Fanatics was also one of several companies that applied for, but were ultimately denied, a sports betting license in New York.

The privately-held company has been quiet about its plans and did not return messages seeking comment, but speculation on how Fanatics plans to acquire customers for its online sportsbook for a lower price than its competitors usually centers on cross-marketing through its other businesses, which explains why it added Jett and Mildenhall to its team.

Fanatics provides officially licensed MLB, MLS, NBA, NCAA, NFL, and NHL merchandise.
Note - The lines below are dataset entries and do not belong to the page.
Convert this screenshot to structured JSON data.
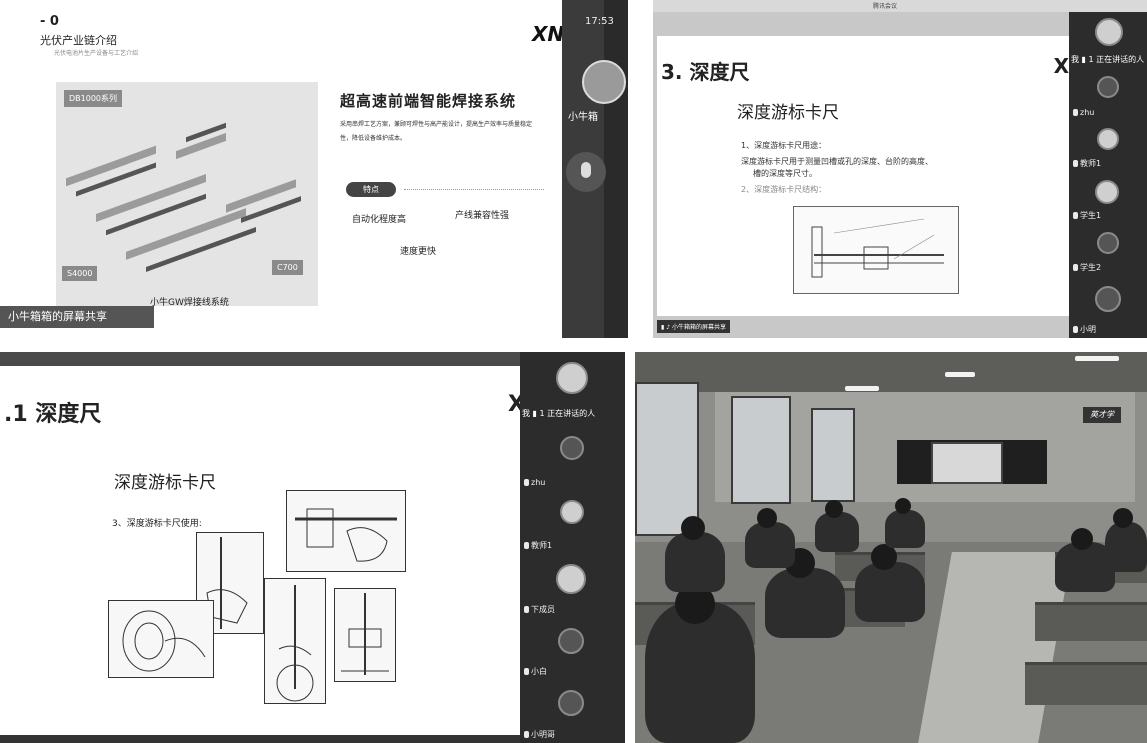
{
  "panel1": {
    "heading_num": "- 0",
    "title": "光伏产业链介绍",
    "subtitle": "光伏电池片生产设备与工艺介绍",
    "logo": "XN",
    "time": "17:53",
    "camera_label": "小牛箱",
    "diagram_tags": [
      "DB1000系列",
      "S4000",
      "C700"
    ],
    "diagram_caption": "小牛GW焊接线系统",
    "heading": "超高速前端智能焊接系统",
    "description": "采用串焊工艺方案，兼顾可焊性与高产能设计，提高生产效率与质量稳定性，降低设备维护成本。",
    "feature_button": "特点",
    "features": [
      "自动化程度高",
      "产线兼容性强",
      "速度更快"
    ],
    "share_label": "小牛箱箱的屏幕共享"
  },
  "panel2": {
    "window_title": "腾讯会议",
    "heading": "3. 深度尺",
    "logo": "X",
    "slide_title": "深度游标卡尺",
    "items": [
      "1、深度游标卡尺用途：",
      "深度游标卡尺用于测量凹槽或孔的深度、台阶的高度、",
      "槽的深度等尺寸。",
      "2、深度游标卡尺结构："
    ],
    "side_top_label": "我 ▮ 1 正在讲话的人",
    "participants": [
      {
        "name": "zhu"
      },
      {
        "name": "教师1"
      },
      {
        "name": "学生1"
      },
      {
        "name": "学生2"
      },
      {
        "name": "小明"
      }
    ],
    "bottom_label": "▮ ♪ 小牛箱箱的屏幕共享"
  },
  "panel3": {
    "heading": ".1 深度尺",
    "logo": "X",
    "slide_title": "深度游标卡尺",
    "step": "3、深度游标卡尺使用:",
    "side_top_label": "我 ▮ 1 正在讲话的人",
    "participants": [
      {
        "name": "zhu"
      },
      {
        "name": "教师1"
      },
      {
        "name": "下成员"
      },
      {
        "name": "小白"
      },
      {
        "name": "小明哥"
      }
    ]
  },
  "panel4": {
    "sign_text": "英才学"
  }
}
It also owns the Topps trading card company and Candy Digital, a sports collectibles company that also offers non-fungible tokens (NFTs).

Rubin reportedly told attendees of the MIT Sloan Sports Analytics Conference in Boston on March 4 that he believes Fanatics will be able to use its database of 80 million customers to leverage an online sportsbook. Its Candy and Topps businesses could also play a role in that campaign.

“The average cost to acquire a customer in online sports betting today is $500 on a good day,” Rubin said at the conference, according to CNBC. “I’d much rather look at the different places that I could acquire customers and cross-sell them into online sports betting than go out and spend $500-plus and have a multi-year payback in a highly promotional environment.”